According to a new study, pterosaurs may have been completely bald. These prehistoric flying reptiles lived with the dinosaurs and dominated the skies during the Jurassic and Cretaceous periods. Based on the remains of several different pterosaur species, they grew as large as a plane and as small as a sparrow.
This may come as a surprise to those who remember that nearly two years ago I reported that researchers had claimed that pterosaurs had plumage that was similar to bird feathers (my article can be read here).
In that nearly two-year-old report, researchers found four different kinds of fibers on the bodies ancient pterosaurs with one of the fibers being fuzzy and fur-like that was found on the head, torso, limbs, and tail. The other three fibers were curved, thread-like feathers that were found on the head and wings. And they were quite possibly colorful.

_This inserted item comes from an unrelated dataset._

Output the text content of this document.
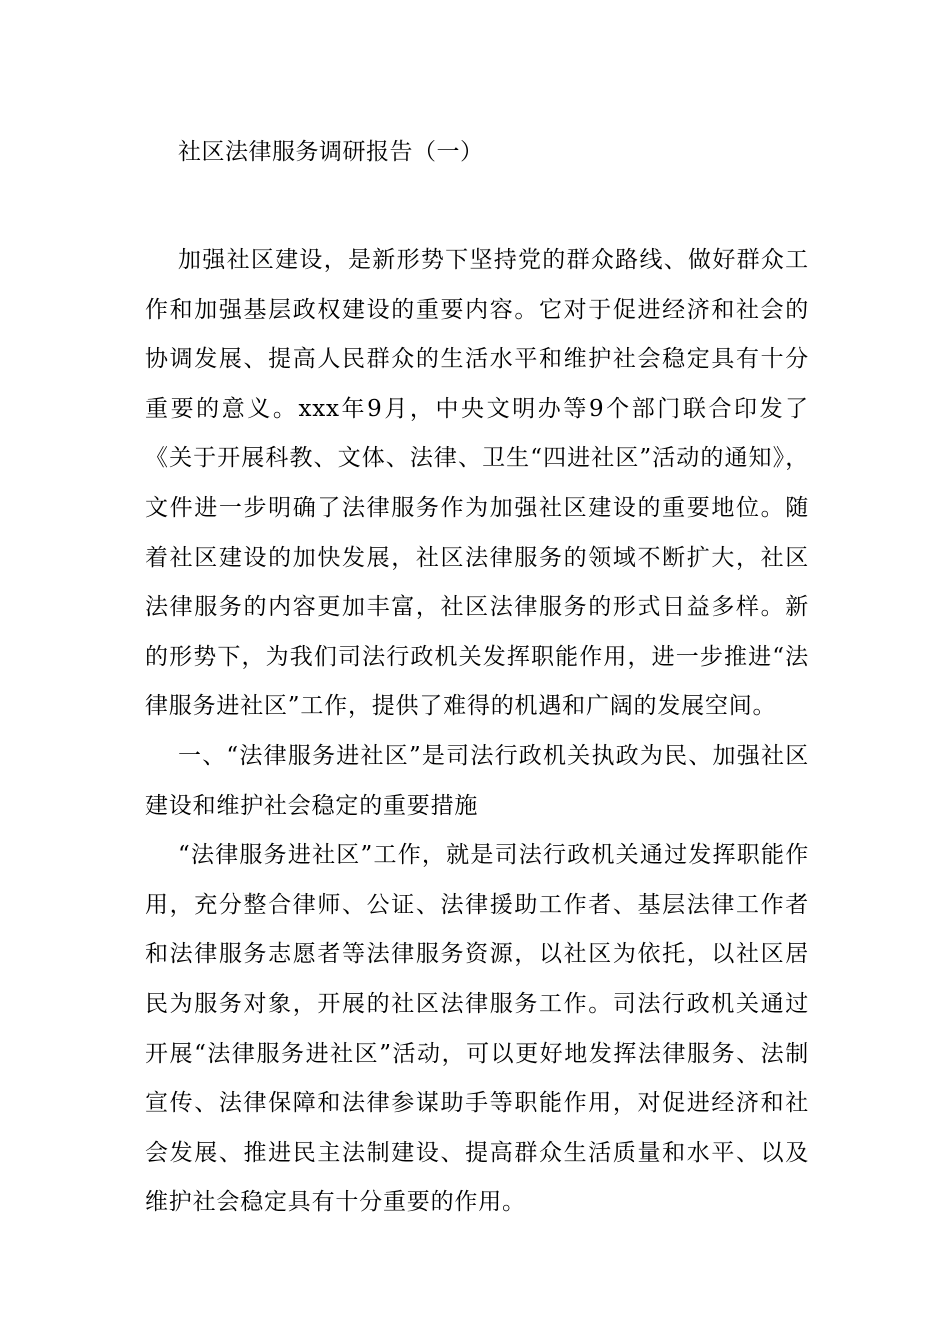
社区法律服务调研报告（一）

加强社区建设，是新形势下坚持党的群众路线、做好群众工作和加强基层政权建设的重要内容。它对于促进经济和社会的协调发展、提高人民群众的生活水平和维护社会稳定具有十分重要的意义。xxx年9月，中央文明办等9个部门联合印发了《关于开展科教、文体、法律、卫生“四进社区”活动的通知》，文件进一步明确了法律服务作为加强社区建设的重要地位。随着社区建设的加快发展，社区法律服务的领域不断扩大，社区法律服务的内容更加丰富，社区法律服务的形式日益多样。新的形势下，为我们司法行政机关发挥职能作用，进一步推进“法律服务进社区”工作，提供了难得的机遇和广阔的发展空间。

一、“法律服务进社区”是司法行政机关执政为民、加强社区建设和维护社会稳定的重要措施

“法律服务进社区”工作，就是司法行政机关通过发挥职能作用，充分整合律师、公证、法律援助工作者、基层法律工作者和法律服务志愿者等法律服务资源，以社区为依托，以社区居民为服务对象，开展的社区法律服务工作。司法行政机关通过开展“法律服务进社区”活动，可以更好地发挥法律服务、法制宣传、法律保障和法律参谋助手等职能作用，对促进经济和社会发展、推进民主法制建设、提高群众生活质量和水平、以及维护社会稳定具有十分重要的作用。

However, a new study conducted by British palaeobiologists David Unwin and Dave Martill suggests that pterosaurs never had any type of fur or feathers. “The idea of feathered pterosaurs goes back to the nineteenth century but the fossil evidence was then, and still is, very weak,” Unwin explained, adding, “Exceptional claims require exceptional evidence – we have the former, but not the latter.”
If the previous study from around two years ago was correct, it would mean that feathers evolved at least 80 million years prior to what is believed and would have originated in ancestors of pterosaurs as well as dinosaurs. It would also mean that dinosaurs originated with feathers and eventually lost them in evolution. However, Unwin and Martill believe that these “protofeathers” were in fact only tough fibers that formed on the wing membranes of pterosaurs and that when the remains were found, the fibers had begun to decay and unravel which made them look similar to hair-like filaments.
The debate is far from over as many questions still remain, such as “If they really did have feathers, how did that make them look, and did they exhibit the same fantastic variety of colors exhibited by birds?” Martill asked, along with, “And if they didn’t have feathers, then how did they keep warm at night, what limits did this have on their geographic range, did they stay away from colder northern climes as most reptiles do today. And how did they thermoregulate?” He finished off by stating, “The clues are so cryptic, that we are still a long way from working out just how these amazing animals worked.”
Whether they had feathers or not, pterosaurs are very interesting prehistoric flying reptiles to say the least and any news regarding them is absolutely fascinating. The new study was published in the journal Nature Ecology and Evolution where it can be read in full.